Au CCAS d’Angers, élus, agents, partenaires et usagers cultivent « l’engagement solidaire »

Type d'action

  • Inclusion
  • Partenariat / transversalité
  • Pratiques professionnelles

Département

Maine-et-Loire (49)

Sur le vif

« Au départ, le terme de réciprocité heurte la logique des politiques sociales. Cela suscite beaucoup d’interrogations sur ce que ça peut changer au quotidien dans notre relation d’aide avec l’usager. Il nous a donc fallu un peu de temps pour approfondir ces interrogations et nous approprier vraiment cette notion, pour imaginer comment cela peut se décliner concrètement et ce que ça peut apporter de positif. » Travailleur social du CCAS 

Porteur(s) de l'action

CCAS d’Angers 

Objectif(s) et bref descriptif

Afin de renouveler les politiques publiques en valorisant mieux les compétences et les idées de leurs usagers, les élus de la Ville d’Angers (150 000 habitants) décident en 2014 d’introduire le « principe de réciprocité » dans la mise en œuvre des politiques sociales. Appliqué aux politiques sociales, ce principe est dans un premier temps confronté à de nombreuses craintes et interrogations chez les professionnels. A l’issue d’un travail de co-construction de plus d’un an ayant associé les élus, les agents du CCAS, les partenaires institutionnels et associatifs, les usagers et les habitants, ce principe s’affine sans perdre son ambition initiale et devient une démarche de promotion de « l’engagement solidaire » ouverte sur la ville venant réinterroger en profondeur la relation entre professionnels et usagers.


Origine(s)

Elue en mars 2014, la nouvelle équipe municipale de la Ville d’Angers inscrit dans son projet de mandat l’ambition de renouveler les politiques d’action sociale en introduisant, entre autre, le « principe de réciprocité ». Pour les élus angevins, il s’agit de préserver la dignité et l’estime de soi des personnes aidées, en permettant à celles-ci de valoriser leurs compétences et leurs idées plutôt que de les cantonner à un rôle de « demandeurs ». Dans la même logique, le « principe de réciprocité » vise à faire évoluer le regard de la société sur les bénéficiaires des politiques sociales en mettant en avant, leur contribution à l’intérêt général.

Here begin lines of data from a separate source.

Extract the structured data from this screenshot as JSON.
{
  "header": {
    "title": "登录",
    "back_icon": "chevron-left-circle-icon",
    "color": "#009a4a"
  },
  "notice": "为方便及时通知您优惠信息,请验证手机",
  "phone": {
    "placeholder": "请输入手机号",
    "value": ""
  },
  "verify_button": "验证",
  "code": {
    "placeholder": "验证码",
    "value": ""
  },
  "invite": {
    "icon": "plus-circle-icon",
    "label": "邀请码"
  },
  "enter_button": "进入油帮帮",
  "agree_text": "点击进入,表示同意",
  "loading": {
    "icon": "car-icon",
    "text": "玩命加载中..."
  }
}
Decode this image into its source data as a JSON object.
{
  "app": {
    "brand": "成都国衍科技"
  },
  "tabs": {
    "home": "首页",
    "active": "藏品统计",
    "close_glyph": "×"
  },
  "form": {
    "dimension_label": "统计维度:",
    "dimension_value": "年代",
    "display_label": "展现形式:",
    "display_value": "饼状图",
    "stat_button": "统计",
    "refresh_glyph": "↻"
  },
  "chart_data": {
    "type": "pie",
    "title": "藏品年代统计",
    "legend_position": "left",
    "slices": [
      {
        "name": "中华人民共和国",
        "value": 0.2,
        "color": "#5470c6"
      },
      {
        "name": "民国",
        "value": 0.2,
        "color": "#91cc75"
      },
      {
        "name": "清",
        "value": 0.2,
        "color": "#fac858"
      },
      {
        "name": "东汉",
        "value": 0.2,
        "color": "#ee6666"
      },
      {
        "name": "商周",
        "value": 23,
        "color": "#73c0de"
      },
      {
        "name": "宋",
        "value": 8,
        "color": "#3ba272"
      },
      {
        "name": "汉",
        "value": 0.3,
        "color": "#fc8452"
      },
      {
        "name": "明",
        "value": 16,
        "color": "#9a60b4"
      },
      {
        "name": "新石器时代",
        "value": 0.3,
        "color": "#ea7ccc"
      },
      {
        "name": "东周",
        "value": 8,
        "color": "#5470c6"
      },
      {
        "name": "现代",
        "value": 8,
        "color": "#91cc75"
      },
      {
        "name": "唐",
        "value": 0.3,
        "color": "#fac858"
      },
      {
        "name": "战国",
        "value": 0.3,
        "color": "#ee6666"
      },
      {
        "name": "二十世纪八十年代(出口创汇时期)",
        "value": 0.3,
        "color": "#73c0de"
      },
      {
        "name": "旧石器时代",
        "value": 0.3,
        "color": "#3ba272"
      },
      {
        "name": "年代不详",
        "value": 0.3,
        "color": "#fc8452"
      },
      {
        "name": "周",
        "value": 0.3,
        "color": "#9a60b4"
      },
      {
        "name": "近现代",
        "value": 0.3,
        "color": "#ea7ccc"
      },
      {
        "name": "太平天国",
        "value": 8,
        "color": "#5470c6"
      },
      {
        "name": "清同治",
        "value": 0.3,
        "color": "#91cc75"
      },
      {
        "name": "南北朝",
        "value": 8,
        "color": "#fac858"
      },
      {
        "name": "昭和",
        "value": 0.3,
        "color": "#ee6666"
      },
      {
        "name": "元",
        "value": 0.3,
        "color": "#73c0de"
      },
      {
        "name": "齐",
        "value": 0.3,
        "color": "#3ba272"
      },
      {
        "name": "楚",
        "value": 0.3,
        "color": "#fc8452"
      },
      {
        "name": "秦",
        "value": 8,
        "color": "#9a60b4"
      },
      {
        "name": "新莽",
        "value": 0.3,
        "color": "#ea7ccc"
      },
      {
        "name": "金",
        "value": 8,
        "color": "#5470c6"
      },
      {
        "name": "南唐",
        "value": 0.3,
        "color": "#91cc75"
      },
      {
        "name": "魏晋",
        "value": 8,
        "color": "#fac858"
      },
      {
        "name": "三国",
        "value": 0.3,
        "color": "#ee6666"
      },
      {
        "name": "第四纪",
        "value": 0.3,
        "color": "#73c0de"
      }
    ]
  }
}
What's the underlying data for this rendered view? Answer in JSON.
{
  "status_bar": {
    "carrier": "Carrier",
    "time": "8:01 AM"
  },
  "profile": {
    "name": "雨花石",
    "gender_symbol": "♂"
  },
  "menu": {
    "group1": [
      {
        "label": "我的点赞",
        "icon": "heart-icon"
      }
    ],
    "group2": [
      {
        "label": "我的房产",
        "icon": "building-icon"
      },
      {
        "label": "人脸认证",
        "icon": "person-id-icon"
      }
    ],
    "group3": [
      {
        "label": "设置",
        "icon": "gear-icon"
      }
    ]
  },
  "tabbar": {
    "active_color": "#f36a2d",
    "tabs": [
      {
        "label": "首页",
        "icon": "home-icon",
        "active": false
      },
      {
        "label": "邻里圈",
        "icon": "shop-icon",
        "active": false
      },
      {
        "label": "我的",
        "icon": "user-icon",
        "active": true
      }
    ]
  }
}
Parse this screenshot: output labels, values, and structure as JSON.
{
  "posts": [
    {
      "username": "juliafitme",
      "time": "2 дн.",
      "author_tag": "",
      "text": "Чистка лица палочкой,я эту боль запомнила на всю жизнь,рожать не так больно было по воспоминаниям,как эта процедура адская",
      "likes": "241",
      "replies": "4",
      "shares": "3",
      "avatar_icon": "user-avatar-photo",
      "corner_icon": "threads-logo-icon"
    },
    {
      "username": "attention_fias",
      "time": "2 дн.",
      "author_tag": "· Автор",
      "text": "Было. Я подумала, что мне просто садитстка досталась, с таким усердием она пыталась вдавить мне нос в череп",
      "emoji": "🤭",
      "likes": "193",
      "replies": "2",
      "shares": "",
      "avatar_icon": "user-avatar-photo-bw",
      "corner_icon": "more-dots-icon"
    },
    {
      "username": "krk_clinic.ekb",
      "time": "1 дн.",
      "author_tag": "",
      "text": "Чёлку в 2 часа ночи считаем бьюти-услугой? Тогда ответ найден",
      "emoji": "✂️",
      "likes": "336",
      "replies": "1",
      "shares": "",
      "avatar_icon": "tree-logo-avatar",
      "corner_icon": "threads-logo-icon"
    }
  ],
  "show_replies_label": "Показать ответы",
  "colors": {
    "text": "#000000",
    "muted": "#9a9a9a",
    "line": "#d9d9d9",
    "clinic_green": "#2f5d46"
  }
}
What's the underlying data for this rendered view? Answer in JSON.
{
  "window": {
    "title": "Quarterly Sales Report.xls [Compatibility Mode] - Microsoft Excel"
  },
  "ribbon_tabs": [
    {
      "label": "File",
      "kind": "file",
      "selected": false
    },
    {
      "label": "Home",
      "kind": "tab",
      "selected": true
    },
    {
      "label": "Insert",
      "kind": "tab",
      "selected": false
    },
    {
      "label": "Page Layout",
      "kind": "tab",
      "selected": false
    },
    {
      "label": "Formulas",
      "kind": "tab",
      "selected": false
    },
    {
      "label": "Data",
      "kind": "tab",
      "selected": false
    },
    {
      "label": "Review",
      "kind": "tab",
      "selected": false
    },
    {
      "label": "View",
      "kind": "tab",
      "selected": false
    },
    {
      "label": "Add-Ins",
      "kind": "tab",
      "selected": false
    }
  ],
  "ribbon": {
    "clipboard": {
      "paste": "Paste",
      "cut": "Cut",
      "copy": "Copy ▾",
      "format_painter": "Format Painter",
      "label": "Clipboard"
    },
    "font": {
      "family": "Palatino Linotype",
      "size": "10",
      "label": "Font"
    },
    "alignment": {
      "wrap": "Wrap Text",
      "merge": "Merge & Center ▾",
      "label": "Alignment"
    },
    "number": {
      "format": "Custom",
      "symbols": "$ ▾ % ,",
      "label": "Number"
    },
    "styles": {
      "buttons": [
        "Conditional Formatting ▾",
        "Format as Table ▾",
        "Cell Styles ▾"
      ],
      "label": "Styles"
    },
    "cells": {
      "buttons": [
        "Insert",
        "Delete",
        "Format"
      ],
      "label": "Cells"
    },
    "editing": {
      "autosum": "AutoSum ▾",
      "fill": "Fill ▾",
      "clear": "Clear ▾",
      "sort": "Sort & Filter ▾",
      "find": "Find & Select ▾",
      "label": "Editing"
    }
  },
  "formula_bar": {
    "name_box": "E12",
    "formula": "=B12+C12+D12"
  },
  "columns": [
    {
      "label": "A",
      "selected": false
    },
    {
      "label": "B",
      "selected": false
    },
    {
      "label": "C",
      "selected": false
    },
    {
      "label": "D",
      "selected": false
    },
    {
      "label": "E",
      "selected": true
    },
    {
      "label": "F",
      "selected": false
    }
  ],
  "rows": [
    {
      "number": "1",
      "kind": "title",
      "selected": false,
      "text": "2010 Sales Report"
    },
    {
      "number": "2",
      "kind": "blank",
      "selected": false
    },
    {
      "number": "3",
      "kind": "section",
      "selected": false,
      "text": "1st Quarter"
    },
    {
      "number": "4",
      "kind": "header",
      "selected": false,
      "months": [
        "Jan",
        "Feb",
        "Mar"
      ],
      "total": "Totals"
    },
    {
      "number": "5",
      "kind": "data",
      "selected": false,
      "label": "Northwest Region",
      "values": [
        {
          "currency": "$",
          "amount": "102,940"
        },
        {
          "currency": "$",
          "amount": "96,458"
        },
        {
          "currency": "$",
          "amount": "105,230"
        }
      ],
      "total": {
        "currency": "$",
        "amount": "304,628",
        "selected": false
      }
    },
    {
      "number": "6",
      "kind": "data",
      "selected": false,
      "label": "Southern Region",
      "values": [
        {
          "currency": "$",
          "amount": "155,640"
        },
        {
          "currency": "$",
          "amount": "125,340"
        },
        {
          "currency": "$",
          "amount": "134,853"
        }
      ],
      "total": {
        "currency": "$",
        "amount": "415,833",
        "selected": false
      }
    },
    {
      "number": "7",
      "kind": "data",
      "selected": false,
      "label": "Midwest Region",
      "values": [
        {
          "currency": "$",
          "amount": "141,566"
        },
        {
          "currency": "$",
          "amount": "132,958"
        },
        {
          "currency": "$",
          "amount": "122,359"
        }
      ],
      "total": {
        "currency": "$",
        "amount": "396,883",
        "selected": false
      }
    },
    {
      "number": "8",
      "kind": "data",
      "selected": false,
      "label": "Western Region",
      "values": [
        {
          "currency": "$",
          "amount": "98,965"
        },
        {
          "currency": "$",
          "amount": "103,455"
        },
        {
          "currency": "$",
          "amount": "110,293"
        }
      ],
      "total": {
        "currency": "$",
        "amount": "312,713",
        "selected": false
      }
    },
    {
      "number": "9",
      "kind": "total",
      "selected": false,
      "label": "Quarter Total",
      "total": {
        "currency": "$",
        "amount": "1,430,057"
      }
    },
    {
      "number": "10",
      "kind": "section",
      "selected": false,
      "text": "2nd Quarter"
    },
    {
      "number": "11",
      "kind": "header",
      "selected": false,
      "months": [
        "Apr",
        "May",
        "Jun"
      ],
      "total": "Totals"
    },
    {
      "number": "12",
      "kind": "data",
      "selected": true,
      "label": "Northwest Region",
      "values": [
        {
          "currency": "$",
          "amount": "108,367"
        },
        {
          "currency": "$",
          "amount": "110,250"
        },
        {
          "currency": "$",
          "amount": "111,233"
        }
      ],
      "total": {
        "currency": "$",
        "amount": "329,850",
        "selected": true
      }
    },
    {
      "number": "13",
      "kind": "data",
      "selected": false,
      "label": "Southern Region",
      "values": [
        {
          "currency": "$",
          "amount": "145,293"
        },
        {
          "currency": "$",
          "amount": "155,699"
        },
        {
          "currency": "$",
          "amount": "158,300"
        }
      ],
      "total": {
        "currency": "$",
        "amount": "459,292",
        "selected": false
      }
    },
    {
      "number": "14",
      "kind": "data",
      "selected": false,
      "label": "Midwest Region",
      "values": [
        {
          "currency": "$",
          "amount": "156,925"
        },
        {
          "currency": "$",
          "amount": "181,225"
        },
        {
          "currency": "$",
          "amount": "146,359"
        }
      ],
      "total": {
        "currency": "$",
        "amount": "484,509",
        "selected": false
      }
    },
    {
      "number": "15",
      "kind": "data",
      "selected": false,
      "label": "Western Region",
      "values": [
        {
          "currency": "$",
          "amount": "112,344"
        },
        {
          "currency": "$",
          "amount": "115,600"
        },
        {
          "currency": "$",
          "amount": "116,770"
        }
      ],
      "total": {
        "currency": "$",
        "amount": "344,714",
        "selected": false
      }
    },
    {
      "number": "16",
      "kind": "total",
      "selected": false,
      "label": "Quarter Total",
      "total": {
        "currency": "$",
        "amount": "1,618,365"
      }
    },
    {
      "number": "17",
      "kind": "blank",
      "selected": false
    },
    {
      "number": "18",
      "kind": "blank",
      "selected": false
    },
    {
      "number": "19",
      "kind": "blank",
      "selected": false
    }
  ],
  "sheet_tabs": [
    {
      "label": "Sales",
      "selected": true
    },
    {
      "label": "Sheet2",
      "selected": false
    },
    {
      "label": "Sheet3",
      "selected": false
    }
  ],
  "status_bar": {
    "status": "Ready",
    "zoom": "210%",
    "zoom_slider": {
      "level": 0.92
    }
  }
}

Souhaitant procéder par étape, la Ville d’Angers expérimente en mai 2015 la mise en application du « principe de réciprocité » en s’appuyant sur un dispositif existant : l’aide au permis de conduire pour les jeunes, mis en place depuis 2008 au CCAS et renommé « Permis Citoyen »1 pour l’occasion. En échange d’une aide financière et d’un accompagnement individuel, le bénéficiaire de ce dispositif effectue un engagement solidaire de 20 à 40 heures au sein d’une association ou d’un service de la Ville. En 2016, un premier bilan de cette expérimentation met en évidence de nombreux effets positifs à cette l’évolution du dispositif, dont le renforcement de l’estime de soi chez les jeunes bénéficiaires.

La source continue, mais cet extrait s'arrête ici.